Que le chapitre 4 (intitulé Gestion de la ressource forestière) du Tome II du Rapport à l’Assemblée nationale pour l’année 2001-2002 déposé en décembre 2002 par la Vérificatrice générale du Québec soit soigneusement étudié par les commissaires et que la Commission d’étude sur la maximisation des retombées économiques de l’exploitation des ressources naturelles dans les régions ressources le prenne en considération lors de la rédaction de leur plan d’action final.

Recommandation 3 :

Que la Commission recommande au gouvernement du Québec de nommer un

« Inspecteur des forêts » indépendant et redevable à l’Assemblée nationale.

Recommandation 4 :

Que le ministère de l’Environnement du Québec ait désormais son mot à dire dans la gestion forestière et qu’il occupe une place prépondérante dans le processus décisionnel entourant la gestion forestière.

Recommandation 5 :

Que la construction des chemins forestiers relèvent désormais du gouvernement du Québec et que les compagnies forestières soient appelées à défrayer les coûts de construction de ces chemins.
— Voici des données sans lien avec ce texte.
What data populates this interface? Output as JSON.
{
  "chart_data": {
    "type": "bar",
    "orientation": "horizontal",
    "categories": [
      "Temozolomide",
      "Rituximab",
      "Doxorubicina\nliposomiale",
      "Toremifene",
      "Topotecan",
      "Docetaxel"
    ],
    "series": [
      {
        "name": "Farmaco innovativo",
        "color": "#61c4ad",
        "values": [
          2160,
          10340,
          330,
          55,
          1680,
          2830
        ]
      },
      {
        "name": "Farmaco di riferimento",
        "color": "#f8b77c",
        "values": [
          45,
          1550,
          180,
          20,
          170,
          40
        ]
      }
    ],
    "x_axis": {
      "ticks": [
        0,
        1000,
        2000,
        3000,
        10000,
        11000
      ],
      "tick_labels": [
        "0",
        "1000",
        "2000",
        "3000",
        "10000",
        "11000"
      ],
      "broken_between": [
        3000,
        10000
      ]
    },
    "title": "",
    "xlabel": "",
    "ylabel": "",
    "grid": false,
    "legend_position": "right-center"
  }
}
Le gouvernement du Québec devra réduire la construction de nouveaux chemins forestiers et obliger les compagnies forestières à optimiser l’utilisation des chemins existants.

Recommandation 6 :

Que la Commission demande au gouvernement d’éliminer le crédit sylvicole aux entreprises forestières afin d’obliger celles-ci à reboiser elles-mêmes les terres avec différentes essences qu’elles achèteront à des pépinières gouvernementales.

Recommandation 7 :

Que la Commission demande au gouvernement d’augmenter les amandes données suite à des infractions aux lois en vigueur.

Recommandation 8 :

Que la Commission demande au gouvernement d’encourager la deuxième et troisième transformations du bois dans les régions afin de leur assurer un avenir économique.

Recommandation 9 :

Que la Commission recommande au gouvernement la tenue d’une enquête publique indépendante et itinérante dont le mandat serait d’étudier l’ensemble de la gestion forestière au Québec.